Soprattutto, troppo ingombrante la figura di questo De Laurentiis in modalità Re Sole, “il Napoli c’est moi”, e chi se ne frega degli altri. Le voci delle ultime ore sono quelle di una rinuncia imminente anche al ds Meluso e in un mondo normale sarebbe anche logico, se non fosse che Garcia l’ha scelto Re Aurelio, con il dirigente approdato a Napoli soltanto un mese dopo la firma del transalpino. Il casting, stando alle parole di De Laurentiis in occasione della presentazione dell’ex tecnico della Roma, era solo una trovata da gettare in pasto ai giornalisti: “L’ho fatto credere a voi così vi sareste scervellati: l’obiettivo è riuscire a ripeterci, poi speriamo di arrivare in finale di Champions”. Eppure, un mese fa, sbeffeggiava Luis Enrique (“L’ho chiamato, menomale che è andato al Paris Saint-Germain, guardate che sta facendo”) e riconosceva l’abboccamento con Thiago Motta, con un Garcia ormai già totalmente allo sbando, delegittimato e confuso, commissariato dalla presenza del patron a Castel Volturno.
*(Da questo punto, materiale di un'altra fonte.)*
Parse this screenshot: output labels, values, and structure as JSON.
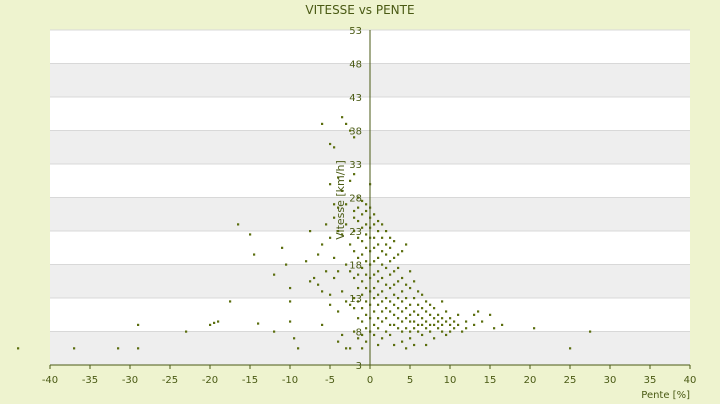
{
  "chart_data": {
    "type": "scatter",
    "title": "VITESSE vs PENTE",
    "xlabel": "Pente [%]",
    "ylabel": "Vitesse [km/h]",
    "xlim": [
      -40,
      40
    ],
    "ylim": [
      3,
      53
    ],
    "x_ticks": [
      "-40",
      "-35",
      "-30",
      "-25",
      "-20",
      "-15",
      "-10",
      "-5",
      "0",
      "5",
      "10",
      "15",
      "20",
      "25",
      "30",
      "35",
      "40"
    ],
    "y_ticks": [
      "3",
      "8",
      "13",
      "18",
      "23",
      "28",
      "33",
      "38",
      "43",
      "48",
      "53"
    ],
    "grid": true,
    "legend": "none",
    "colors": {
      "background": "#eef3cf",
      "band_light": "#ffffff",
      "band_dark": "#eeeeee",
      "point": "#5b6e0e",
      "axis": "#4a5a14"
    },
    "series": [
      {
        "points": [
          [
            -44.0,
            5.5
          ],
          [
            -37.0,
            5.5
          ],
          [
            -31.5,
            5.5
          ],
          [
            -29.0,
            5.5
          ],
          [
            -29.0,
            9.0
          ],
          [
            -23.0,
            8.0
          ],
          [
            -20.0,
            9.0
          ],
          [
            -19.5,
            9.3
          ],
          [
            -19.0,
            9.5
          ],
          [
            -17.5,
            12.5
          ],
          [
            -16.5,
            24.0
          ],
          [
            -15.0,
            22.5
          ],
          [
            -14.5,
            19.5
          ],
          [
            -14.0,
            9.2
          ],
          [
            -12.0,
            16.5
          ],
          [
            -12.0,
            8.0
          ],
          [
            -11.0,
            20.5
          ],
          [
            -10.5,
            18.0
          ],
          [
            -10.0,
            14.5
          ],
          [
            -10.0,
            12.5
          ],
          [
            -10.0,
            9.5
          ],
          [
            -9.5,
            7.0
          ],
          [
            -9.0,
            5.5
          ],
          [
            -8.0,
            18.5
          ],
          [
            -7.5,
            23.0
          ],
          [
            -7.5,
            15.5
          ],
          [
            -7.0,
            16.0
          ],
          [
            -6.5,
            19.5
          ],
          [
            -6.5,
            15.0
          ],
          [
            -6.0,
            39.0
          ],
          [
            -6.0,
            21.0
          ],
          [
            -6.0,
            14.0
          ],
          [
            -6.0,
            9.0
          ],
          [
            -5.5,
            24.0
          ],
          [
            -5.5,
            17.0
          ],
          [
            -5.0,
            36.0
          ],
          [
            -5.0,
            30.0
          ],
          [
            -5.0,
            22.0
          ],
          [
            -5.0,
            13.5
          ],
          [
            -5.0,
            12.0
          ],
          [
            -4.5,
            35.5
          ],
          [
            -4.5,
            27.0
          ],
          [
            -4.5,
            25.0
          ],
          [
            -4.5,
            19.0
          ],
          [
            -4.5,
            16.0
          ],
          [
            -4.0,
            31.0
          ],
          [
            -4.0,
            26.5
          ],
          [
            -4.0,
            23.0
          ],
          [
            -4.0,
            17.0
          ],
          [
            -4.0,
            11.0
          ],
          [
            -4.0,
            6.5
          ],
          [
            -3.5,
            40.0
          ],
          [
            -3.5,
            29.0
          ],
          [
            -3.5,
            22.5
          ],
          [
            -3.5,
            14.0
          ],
          [
            -3.5,
            7.5
          ],
          [
            -3.0,
            39.0
          ],
          [
            -3.0,
            27.0
          ],
          [
            -3.0,
            24.0
          ],
          [
            -3.0,
            18.0
          ],
          [
            -3.0,
            12.5
          ],
          [
            -3.0,
            5.5
          ],
          [
            -2.5,
            38.0
          ],
          [
            -2.5,
            30.5
          ],
          [
            -2.5,
            21.0
          ],
          [
            -2.5,
            17.0
          ],
          [
            -2.5,
            12.0
          ],
          [
            -2.5,
            5.5
          ],
          [
            -2.0,
            37.0
          ],
          [
            -2.0,
            31.5
          ],
          [
            -2.0,
            26.0
          ],
          [
            -2.0,
            25.0
          ],
          [
            -2.0,
            23.0
          ],
          [
            -2.0,
            20.0
          ],
          [
            -2.0,
            16.0
          ],
          [
            -2.0,
            13.0
          ],
          [
            -2.0,
            11.5
          ],
          [
            -2.0,
            8.0
          ],
          [
            -1.5,
            28.0
          ],
          [
            -1.5,
            26.5
          ],
          [
            -1.5,
            24.5
          ],
          [
            -1.5,
            22.0
          ],
          [
            -1.5,
            19.0
          ],
          [
            -1.5,
            16.5
          ],
          [
            -1.5,
            14.5
          ],
          [
            -1.5,
            12.5
          ],
          [
            -1.5,
            10.0
          ],
          [
            -1.5,
            7.0
          ],
          [
            -1.0,
            27.5
          ],
          [
            -1.0,
            25.5
          ],
          [
            -1.0,
            23.5
          ],
          [
            -1.0,
            21.5
          ],
          [
            -1.0,
            19.5
          ],
          [
            -1.0,
            17.5
          ],
          [
            -1.0,
            15.5
          ],
          [
            -1.0,
            13.5
          ],
          [
            -1.0,
            11.5
          ],
          [
            -1.0,
            9.5
          ],
          [
            -1.0,
            7.5
          ],
          [
            -1.0,
            5.5
          ],
          [
            -0.5,
            27.0
          ],
          [
            -0.5,
            26.0
          ],
          [
            -0.5,
            24.0
          ],
          [
            -0.5,
            22.5
          ],
          [
            -0.5,
            20.5
          ],
          [
            -0.5,
            18.5
          ],
          [
            -0.5,
            16.5
          ],
          [
            -0.5,
            14.5
          ],
          [
            -0.5,
            12.5
          ],
          [
            -0.5,
            10.5
          ],
          [
            -0.5,
            8.5
          ],
          [
            -0.5,
            6.5
          ],
          [
            0.0,
            30.0
          ],
          [
            0.0,
            26.5
          ],
          [
            0.0,
            25.0
          ],
          [
            0.0,
            23.5
          ],
          [
            0.0,
            22.0
          ],
          [
            0.0,
            20.0
          ],
          [
            0.0,
            18.0
          ],
          [
            0.0,
            16.0
          ],
          [
            0.0,
            14.0
          ],
          [
            0.0,
            12.0
          ],
          [
            0.0,
            10.0
          ],
          [
            0.0,
            8.0
          ],
          [
            0.5,
            25.5
          ],
          [
            0.5,
            24.0
          ],
          [
            0.5,
            22.0
          ],
          [
            0.5,
            20.5
          ],
          [
            0.5,
            18.5
          ],
          [
            0.5,
            16.5
          ],
          [
            0.5,
            14.5
          ],
          [
            0.5,
            13.0
          ],
          [
            0.5,
            11.0
          ],
          [
            0.5,
            9.0
          ],
          [
            0.5,
            7.5
          ],
          [
            1.0,
            24.5
          ],
          [
            1.0,
            23.0
          ],
          [
            1.0,
            21.0
          ],
          [
            1.0,
            19.0
          ],
          [
            1.0,
            17.0
          ],
          [
            1.0,
            15.5
          ],
          [
            1.0,
            13.5
          ],
          [
            1.0,
            12.0
          ],
          [
            1.0,
            10.0
          ],
          [
            1.0,
            8.5
          ],
          [
            1.0,
            6.0
          ],
          [
            1.5,
            24.0
          ],
          [
            1.5,
            22.0
          ],
          [
            1.5,
            20.0
          ],
          [
            1.5,
            18.0
          ],
          [
            1.5,
            16.0
          ],
          [
            1.5,
            14.0
          ],
          [
            1.5,
            12.5
          ],
          [
            1.5,
            11.0
          ],
          [
            1.5,
            9.5
          ],
          [
            1.5,
            7.0
          ],
          [
            2.0,
            23.0
          ],
          [
            2.0,
            21.0
          ],
          [
            2.0,
            19.5
          ],
          [
            2.0,
            17.5
          ],
          [
            2.0,
            15.0
          ],
          [
            2.0,
            13.0
          ],
          [
            2.0,
            11.5
          ],
          [
            2.0,
            10.0
          ],
          [
            2.0,
            8.0
          ],
          [
            2.5,
            22.0
          ],
          [
            2.5,
            20.5
          ],
          [
            2.5,
            18.5
          ],
          [
            2.5,
            16.5
          ],
          [
            2.5,
            14.5
          ],
          [
            2.5,
            12.5
          ],
          [
            2.5,
            11.0
          ],
          [
            2.5,
            9.0
          ],
          [
            2.5,
            7.5
          ],
          [
            3.0,
            21.5
          ],
          [
            3.0,
            19.0
          ],
          [
            3.0,
            17.0
          ],
          [
            3.0,
            15.0
          ],
          [
            3.0,
            13.5
          ],
          [
            3.0,
            12.0
          ],
          [
            3.0,
            10.5
          ],
          [
            3.0,
            9.0
          ],
          [
            3.0,
            6.0
          ],
          [
            3.5,
            19.5
          ],
          [
            3.5,
            17.5
          ],
          [
            3.5,
            15.5
          ],
          [
            3.5,
            13.0
          ],
          [
            3.5,
            11.5
          ],
          [
            3.5,
            10.0
          ],
          [
            3.5,
            8.5
          ],
          [
            4.0,
            20.0
          ],
          [
            4.0,
            16.0
          ],
          [
            4.0,
            14.0
          ],
          [
            4.0,
            12.5
          ],
          [
            4.0,
            11.0
          ],
          [
            4.0,
            9.5
          ],
          [
            4.0,
            8.0
          ],
          [
            4.0,
            6.5
          ],
          [
            4.5,
            21.0
          ],
          [
            4.5,
            15.0
          ],
          [
            4.5,
            13.0
          ],
          [
            4.5,
            11.5
          ],
          [
            4.5,
            10.0
          ],
          [
            4.5,
            8.5
          ],
          [
            4.5,
            5.5
          ],
          [
            5.0,
            17.0
          ],
          [
            5.0,
            14.5
          ],
          [
            5.0,
            12.0
          ],
          [
            5.0,
            10.5
          ],
          [
            5.0,
            9.5
          ],
          [
            5.0,
            8.0
          ],
          [
            5.0,
            7.0
          ],
          [
            5.5,
            15.5
          ],
          [
            5.5,
            13.0
          ],
          [
            5.5,
            11.0
          ],
          [
            5.5,
            9.5
          ],
          [
            5.5,
            8.5
          ],
          [
            5.5,
            6.0
          ],
          [
            6.0,
            14.0
          ],
          [
            6.0,
            12.0
          ],
          [
            6.0,
            10.5
          ],
          [
            6.0,
            9.0
          ],
          [
            6.0,
            8.0
          ],
          [
            6.5,
            13.5
          ],
          [
            6.5,
            11.5
          ],
          [
            6.5,
            10.0
          ],
          [
            6.5,
            9.0
          ],
          [
            6.5,
            7.5
          ],
          [
            7.0,
            12.5
          ],
          [
            7.0,
            11.0
          ],
          [
            7.0,
            9.5
          ],
          [
            7.0,
            8.5
          ],
          [
            7.0,
            6.0
          ],
          [
            7.5,
            12.0
          ],
          [
            7.5,
            10.5
          ],
          [
            7.5,
            9.0
          ],
          [
            7.5,
            8.0
          ],
          [
            8.0,
            11.5
          ],
          [
            8.0,
            10.0
          ],
          [
            8.0,
            9.0
          ],
          [
            8.0,
            7.0
          ],
          [
            8.5,
            10.5
          ],
          [
            8.5,
            9.5
          ],
          [
            8.5,
            8.5
          ],
          [
            9.0,
            12.5
          ],
          [
            9.0,
            10.0
          ],
          [
            9.0,
            9.0
          ],
          [
            9.0,
            8.0
          ],
          [
            9.5,
            11.0
          ],
          [
            9.5,
            9.5
          ],
          [
            9.5,
            7.5
          ],
          [
            10.0,
            10.0
          ],
          [
            10.0,
            9.0
          ],
          [
            10.0,
            8.0
          ],
          [
            10.5,
            9.5
          ],
          [
            10.5,
            8.5
          ],
          [
            11.0,
            10.5
          ],
          [
            11.0,
            9.0
          ],
          [
            11.5,
            8.0
          ],
          [
            12.0,
            9.5
          ],
          [
            12.0,
            8.5
          ],
          [
            13.0,
            10.5
          ],
          [
            13.0,
            9.0
          ],
          [
            13.5,
            11.0
          ],
          [
            14.0,
            9.5
          ],
          [
            15.0,
            10.5
          ],
          [
            15.5,
            8.5
          ],
          [
            16.5,
            9.0
          ],
          [
            20.5,
            8.5
          ],
          [
            25.0,
            5.5
          ],
          [
            27.5,
            8.0
          ]
        ]
      }
    ]
  }
}
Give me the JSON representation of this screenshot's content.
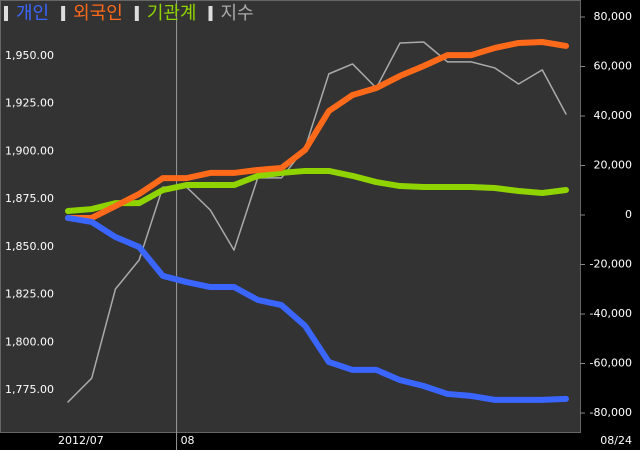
{
  "chart_data": {
    "type": "line",
    "categories": [
      "2012/07",
      null,
      null,
      null,
      null,
      "08",
      null,
      null,
      null,
      null,
      null,
      null,
      null,
      null,
      null,
      null,
      null,
      null,
      null,
      null,
      null,
      "08/24"
    ],
    "series": [
      {
        "name": "개인",
        "color": "#3a66ff",
        "axis": "y2",
        "values": [
          -1200,
          -2800,
          -8900,
          -12900,
          -24600,
          -27100,
          -29100,
          -29100,
          -34300,
          -36400,
          -44800,
          -59400,
          -62600,
          -62600,
          -66700,
          -69100,
          -72300,
          -73100,
          -74700,
          -74700,
          -74700,
          -74300
        ]
      },
      {
        "name": "외국인",
        "color": "#ff6a1a",
        "axis": "y2",
        "values": [
          -1200,
          -1200,
          3600,
          8500,
          14900,
          14900,
          17000,
          17000,
          18200,
          19000,
          26300,
          42000,
          48500,
          51300,
          56200,
          60200,
          64600,
          64600,
          67500,
          69500,
          69900,
          68300
        ]
      },
      {
        "name": "기관계",
        "color": "#8fd400",
        "axis": "y2",
        "values": [
          1600,
          2400,
          4800,
          4800,
          10100,
          12100,
          12100,
          12100,
          15800,
          17000,
          17800,
          17800,
          15800,
          13300,
          11700,
          11300,
          11300,
          11300,
          10900,
          9700,
          8900,
          10100
        ]
      },
      {
        "name": "지수",
        "color": "#aaaaaa",
        "values": [
          1768.7,
          1781.2,
          1827.9,
          1843.1,
          1881.3,
          1881.3,
          1869.3,
          1848.3,
          1886.1,
          1886.1,
          1901.8,
          1940.6,
          1945.8,
          1933.2,
          1956.8,
          1957.3,
          1946.9,
          1946.9,
          1943.7,
          1935.3,
          1942.7,
          1919.6
        ]
      }
    ],
    "ylim": [
      1753,
      1979.3
    ],
    "yticks": [
      {
        "value": 1775,
        "label": "1,775.00"
      },
      {
        "value": 1800,
        "label": "1,800.00"
      },
      {
        "value": 1825,
        "label": "1,825.00"
      },
      {
        "value": 1850,
        "label": "1,850.00"
      },
      {
        "value": 1875,
        "label": "1,875.00"
      },
      {
        "value": 1900,
        "label": "1,900.00"
      },
      {
        "value": 1925,
        "label": "1,925.00"
      },
      {
        "value": 1950,
        "label": "1,950.00"
      }
    ],
    "y2lim": [
      -87680,
      86870
    ],
    "y2ticks": [
      {
        "value": -80000,
        "label": "-80,000"
      },
      {
        "value": -60000,
        "label": "-60,000"
      },
      {
        "value": -40000,
        "label": "-40,000"
      },
      {
        "value": -20000,
        "label": "-20,000"
      },
      0,
      {
        "value": 20000,
        "label": "20,000"
      },
      {
        "value": 40000,
        "label": "40,000"
      },
      {
        "value": 60000,
        "label": "60,000"
      },
      {
        "value": 80000,
        "label": "80,000"
      }
    ],
    "grid": false,
    "legend": "top-left"
  }
}
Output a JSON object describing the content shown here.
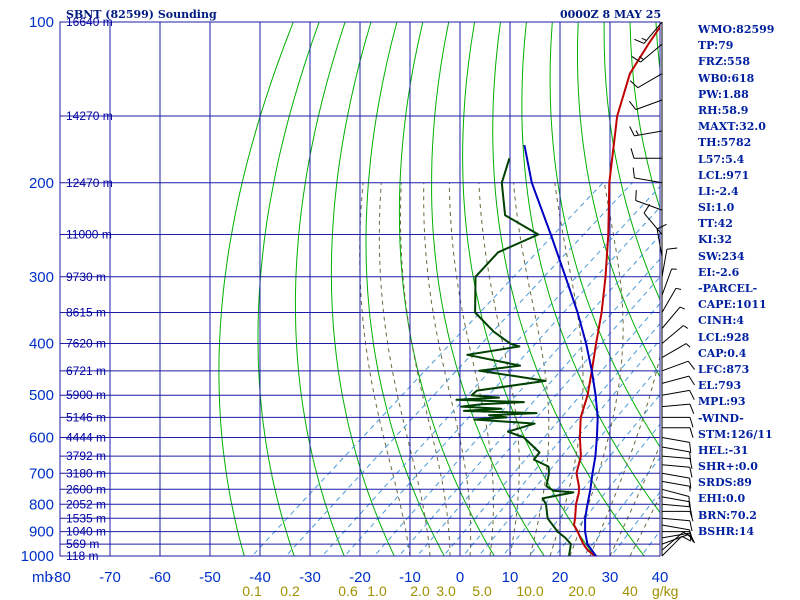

L’errore non fu la scelta, per quanto controintuitiva, ma l’approccio: credersi invincibili, in grado di dire no alle richieste di rinnovo di metà rosa, malcostume abbastanza diffuso ma fisiologico dopo un trionfo del genere, di passare sopra alla perdita di ds e allenatore come se nulla fosse, e pensare di poter procedere sereni su binari ampiamente smontati. L’auspicio dei tifosi del Napoli è che l’interregno di Mazzarri possa rivelarsi foriero di un piazzamento Champions e che la rinuncia a Tudor, profilo decisamente più intrigante, rappresenti l’inizio di una nuova èra: la speranza, insomma, che l’allenatore del futuro sia già nascosto da qualche parte. Che non sia, dunque, soltanto l’ultimo atto di un teatro dell’assurdo.